The desire to celebrate the lives of famous men has no doubt been a fundamental characteristic of human nature since the beginning of time. The picture of ‘primitive’ man, squatting at night by a fire in the smoky cave, which served him for a home, relating his brief, rude, ancestral tales to an appreciative audience of two or three, rapt and forgetful (for a moment) of the harsh life outside, is neither unplausible nor improbable.
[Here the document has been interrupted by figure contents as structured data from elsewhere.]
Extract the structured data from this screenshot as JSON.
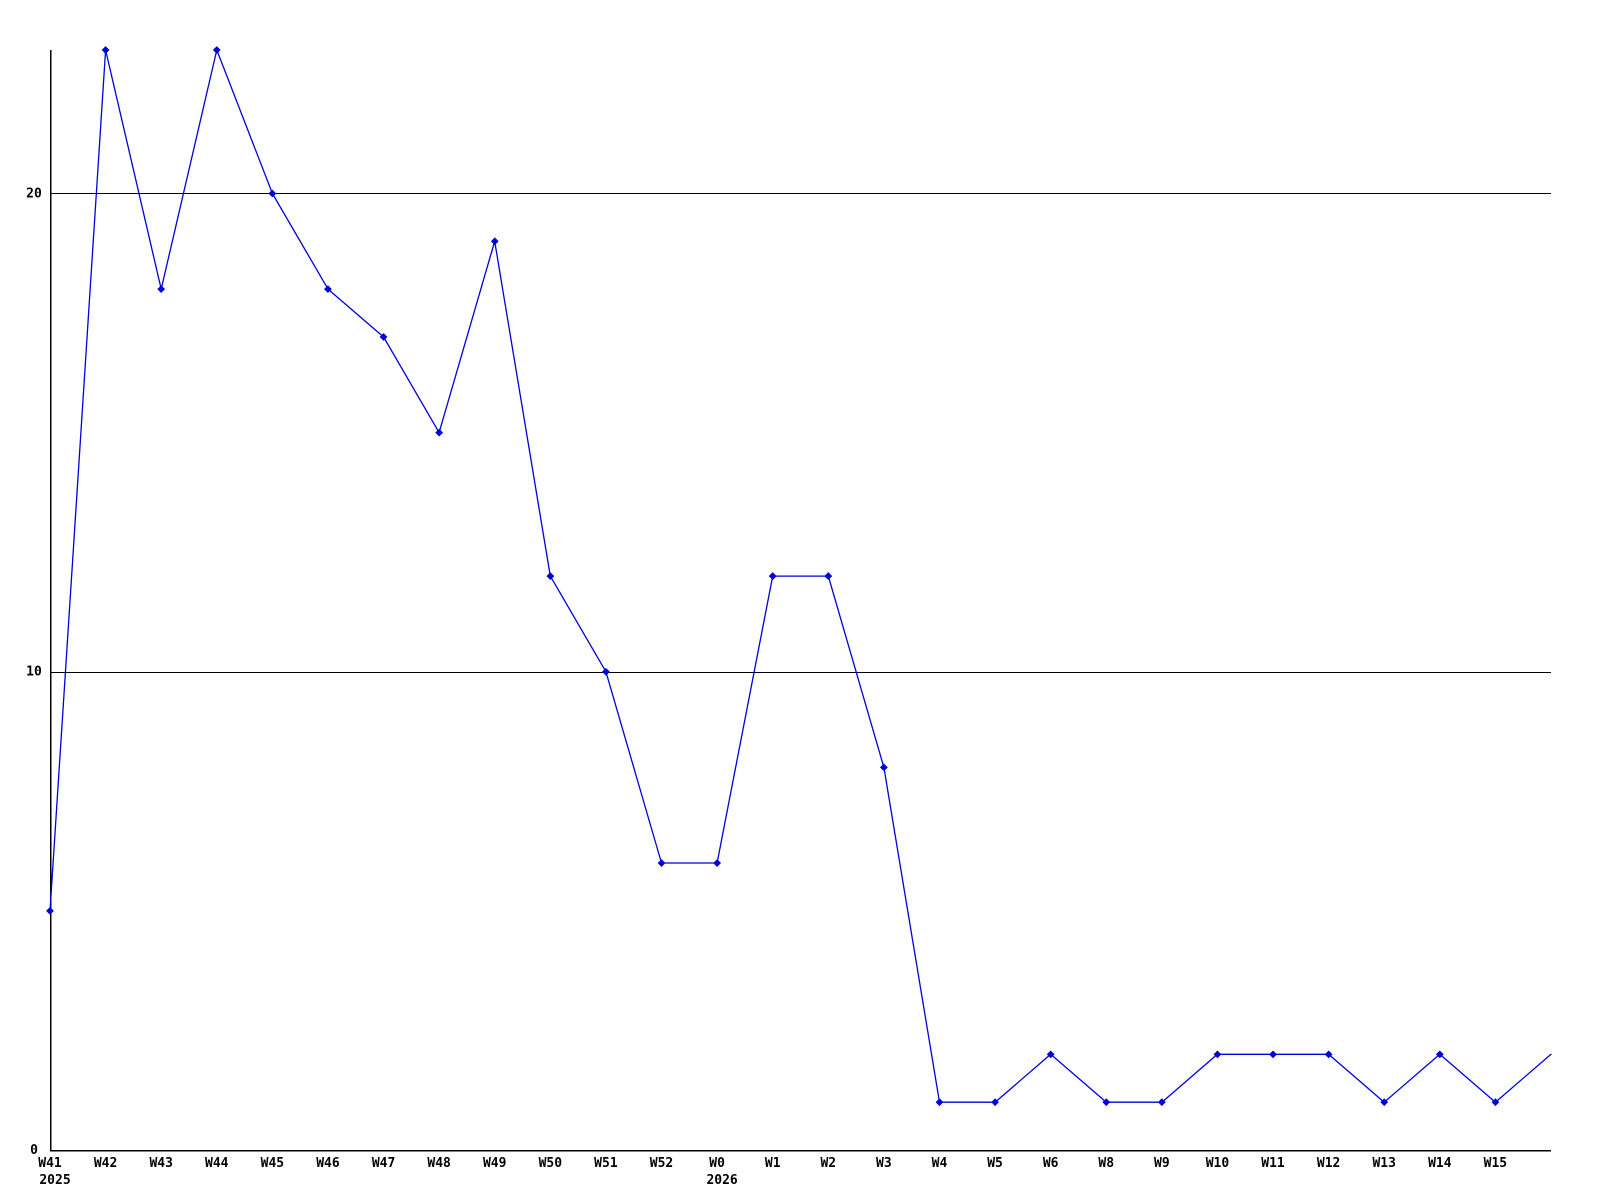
{
  "chart_data": {
    "type": "line",
    "title": "",
    "xlabel": "",
    "ylabel": "",
    "x_categories": [
      "W41",
      "W42",
      "W43",
      "W44",
      "W45",
      "W46",
      "W47",
      "W48",
      "W49",
      "W50",
      "W51",
      "W52",
      "W0",
      "W1",
      "W2",
      "W3",
      "W4",
      "W5",
      "W6",
      "W8",
      "W9",
      "W10",
      "W11",
      "W12",
      "W13",
      "W14",
      "W15"
    ],
    "values": [
      5,
      23,
      18,
      23,
      20,
      18,
      17,
      15,
      19,
      12,
      10,
      6,
      6,
      12,
      12,
      8,
      1,
      1,
      2,
      1,
      1,
      2,
      2,
      2,
      1,
      2,
      1
    ],
    "trailing_point": {
      "value": 2,
      "has_marker": false
    },
    "year_labels": [
      {
        "index": 0,
        "label": "2025"
      },
      {
        "index": 12,
        "label": "2026"
      }
    ],
    "y_ticks": [
      0,
      10,
      20
    ],
    "ylim": [
      0,
      23
    ],
    "grid": "horizontal",
    "legend": "none",
    "line_color": "#0000dd",
    "marker_color": "#0000dd",
    "axis_color": "#000000",
    "grid_color": "#000000",
    "background": "#ffffff"
  }
}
It is perhaps possible (on the principle of ex pede Herculem) to disentangle some of the elements which contributed to the experience afforded by the relation of such stories. In an uncivilized community the dead exact a tyrannical homage from the living in order that the consequences of their imagined wrath may be averted. Hence they are to be placated by all means, and their memory is to be revered by the enumeration of the glorious exploits which they performed whilfe living. For, in the ‘next world’, whither they have been translated—call it the Elysian Fields, or what you will—they are conceived of as taking joy in the celebration of their valour and the recital of their achievements.
Again, the tribe or race must be preserved, and there is no more suitable medium for the crystallization of tribal or racial virtues than oral tradition. The young men, as they listen to the deeds of their forefathers, are stirred by ‘this constant renewal of the good report of brave men’ and are themselves fired with the desire for an immortal name.